A system that accumulates memory and history without reconciling it eventually feeds the model contradictory facts, the old preference next to the new one, the superseded price next to the current one, and the model cannot reliably tell which wins. The best practice is to keep memory reconciled so the window always carries the current, authoritative version: when new information contradicts old, supersede the old rather than storing both, and when a user corrects a detail, let the correction win. This is what prevents the context confusion that produces nondeterministic answers. It also means gating what enters the window on reliability, not just relevance, so a low-confidence fact is held back rather than injected as truth.

This is where a memory layer built for the job pays off over a raw store. Adaptive Recall keeps accumulated facts outside the window with confidence scores that rise when information is independently corroborated and fall when it is contradicted, so the selection step can prefer well-supported, current facts and leave stale or shaky ones out. Managing conversation history with the same discipline, summarizing to the final state rather than the full trail of changes, keeps within-session memory clean too, as covered in how to manage conversation history. Reconciled memory is what lets a system carry knowledge across sessions without carrying its contradictions.

5. Make the Assembled Context Observable

The practice that ties all the others together is to log exactly what entered the window for each request, broken down by source, alongside the resulting answer and its quality. Without this, a team debugging a wrong answer is guessing, and guessing leads to endlessly retuning the prompt wording while the real fault sits in retrieval or memory. With it, you can read the failing window and name the failure, whether a needed document was missing, a false fact was present, the relevant content was buried, or two facts clashed. Observability is what turns context engineering from trial and error into a measurable engineering practice, and it is far cheaper to build in from the start than to retrofit after the early incidents have been debugged blind.

Observability also enables the practice above it, measurement. Once you can see what entered the window, you can score it, tracking relevance density, budget adherence, and how often each failure mode occurs, which turns quality from an anecdote into a metric you can move. The method for this is in how to measure context quality, and the broader discipline of evaluating AI output quality is covered in the LLM evaluation pillar. The rule to remember is that you cannot fix what you cannot see, so making the window observable is the practice that makes every other practice improvable.

Key Takeaway

The five practices are: budget and enforce it, optimize for relevance density, structure for attention, keep memory reconciled, and make the window observable. Each targets a specific production failure, and observability is the one that makes the other four measurable and improvable over time.

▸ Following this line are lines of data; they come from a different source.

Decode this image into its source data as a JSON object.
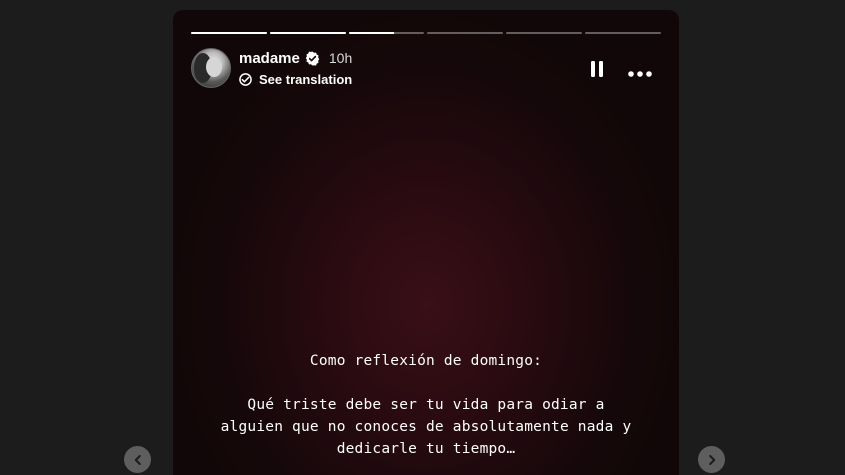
{
  "story": {
    "progress_segments": [
      1,
      1,
      0.6,
      0,
      0,
      0
    ],
    "header": {
      "username": "madame",
      "verified_icon": "verified-badge-icon",
      "time_ago": "10h",
      "see_translation": "See translation"
    },
    "controls": {
      "pause_icon": "pause-icon",
      "more_icon": "more-options-icon"
    },
    "text": {
      "line1": "Como reflexión de domingo:",
      "line2": "Qué triste debe ser tu vida para odiar a",
      "line3": "alguien que no conoces de absolutamente nada y",
      "line4": "dedicarle tu tiempo…"
    }
  },
  "navigation": {
    "prev_icon": "chevron-left-icon",
    "next_icon": "chevron-right-icon"
  },
  "colors": {
    "page_background": "#1c1c1c",
    "story_background": "#260a10",
    "nav_button": "#5e5e5e"
  }
}
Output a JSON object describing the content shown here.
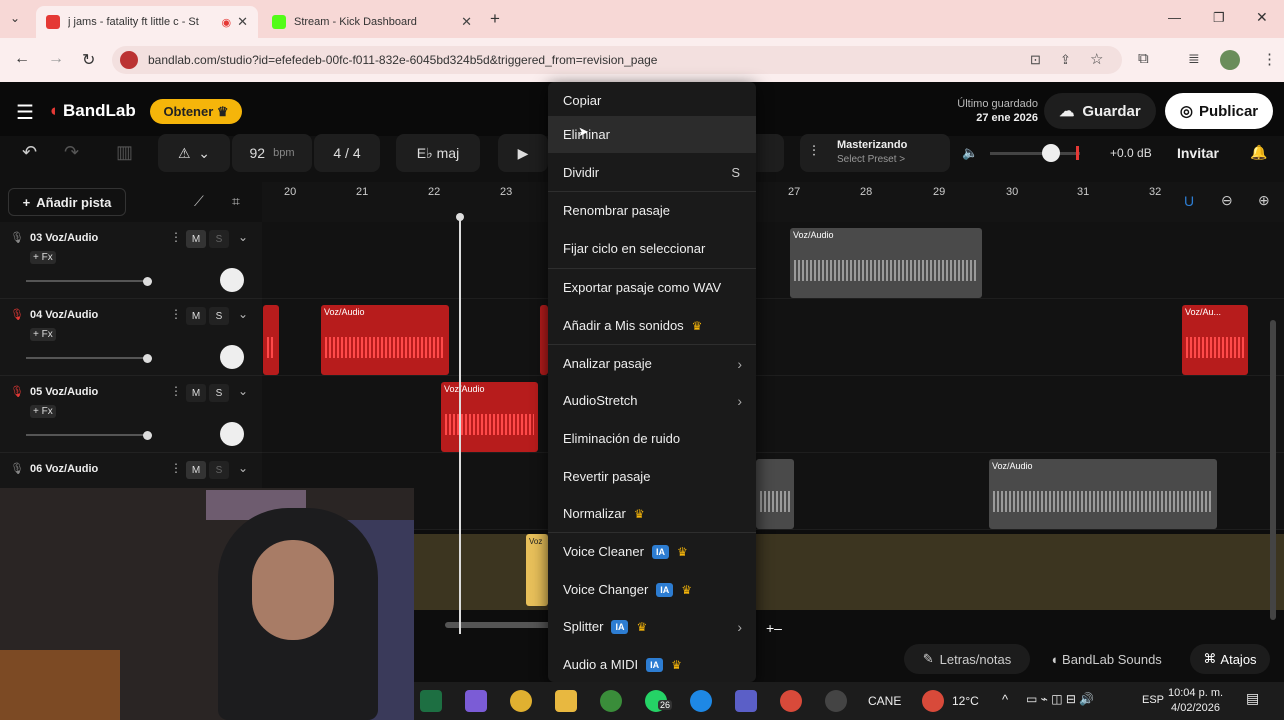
{
  "browser": {
    "tabs": [
      {
        "title": "j jams - fatality ft little c - St",
        "active": true
      },
      {
        "title": "Stream - Kick Dashboard",
        "active": false
      }
    ],
    "url": "bandlab.com/studio?id=efefedeb-00fc-f011-832e-6045bd324b5d&triggered_from=revision_page"
  },
  "header": {
    "logo": "BandLab",
    "obtener": "Obtener",
    "saved_label": "Último guardado",
    "saved_date": "27 ene 2026",
    "guardar": "Guardar",
    "publicar": "Publicar"
  },
  "toolbar": {
    "bpm": "92",
    "bpm_unit": "bpm",
    "time_sig": "4 / 4",
    "key": "E♭ maj",
    "mastering_title": "Masterizando",
    "mastering_preset": "Select Preset >",
    "db": "+0.0 dB",
    "invitar": "Invitar",
    "volume_level": 0.7
  },
  "timeline": {
    "add_track": "Añadir pista",
    "ruler": [
      "20",
      "21",
      "22",
      "23",
      "27",
      "28",
      "29",
      "30",
      "31",
      "32"
    ]
  },
  "tracks": [
    {
      "name": "03 Voz/Audio",
      "fx": "+ Fx",
      "mute": "M",
      "solo": "S"
    },
    {
      "name": "04 Voz/Audio",
      "fx": "+ Fx",
      "mute": "M",
      "solo": "S"
    },
    {
      "name": "05 Voz/Audio",
      "fx": "+ Fx",
      "mute": "M",
      "solo": "S"
    },
    {
      "name": "06 Voz/Audio",
      "fx": "+ Fx",
      "mute": "M",
      "solo": "S"
    }
  ],
  "clips": {
    "label": "Voz/Audio",
    "label_short": "Voz/Au...",
    "label_tiny": "Voz"
  },
  "context_menu": {
    "items": [
      {
        "label": "Copiar"
      },
      {
        "label": "Eliminar"
      },
      {
        "label": "Dividir",
        "shortcut": "S"
      },
      {
        "label": "Renombrar pasaje"
      },
      {
        "label": "Fijar ciclo en seleccionar"
      },
      {
        "label": "Exportar pasaje como WAV"
      },
      {
        "label": "Añadir a Mis sonidos"
      },
      {
        "label": "Analizar pasaje"
      },
      {
        "label": "AudioStretch"
      },
      {
        "label": "Eliminación de ruido"
      },
      {
        "label": "Revertir pasaje"
      },
      {
        "label": "Normalizar"
      },
      {
        "label": "Voice Cleaner"
      },
      {
        "label": "Voice Changer"
      },
      {
        "label": "Splitter"
      },
      {
        "label": "Audio a MIDI"
      }
    ],
    "ia_badge": "IA",
    "crown": "♛"
  },
  "bottom": {
    "letras": "Letras/notas",
    "sounds": "BandLab Sounds",
    "atajos": "Atajos"
  },
  "taskbar": {
    "badge": "26",
    "weather_place": "CANE",
    "temp": "12°C",
    "lang": "ESP",
    "time": "10:04 p. m.",
    "date": "4/02/2026"
  },
  "colors": {
    "accent_yellow": "#f5b50a",
    "clip_red": "#b71c1c",
    "ia_blue": "#2d7dd2"
  }
}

The Anti-Patterns to Avoid

The best practices are clearest when set against the habits they replace. Stuffing the window, including everything on the theory that more is safer, is the anti-pattern to relevance density. Treating the prompt as a static string, writing one template and never building the dynamic assembly around it, is the anti-pattern to budgeting and structuring. Letting history grow verbatim until it overflows is the anti-pattern to reconciled memory. Running with no memory layer, so the system resets every session, is the anti-pattern to persistence. And operating blind, unable to see what entered the window, is the anti-pattern to observability. Every one of these is a case of treating the window as a string rather than a managed system, which is the root habit the practices exist to break. Avoiding the anti-patterns and applying the practices are two views of the same discipline, and a team that internalizes either one has internalized context engineering.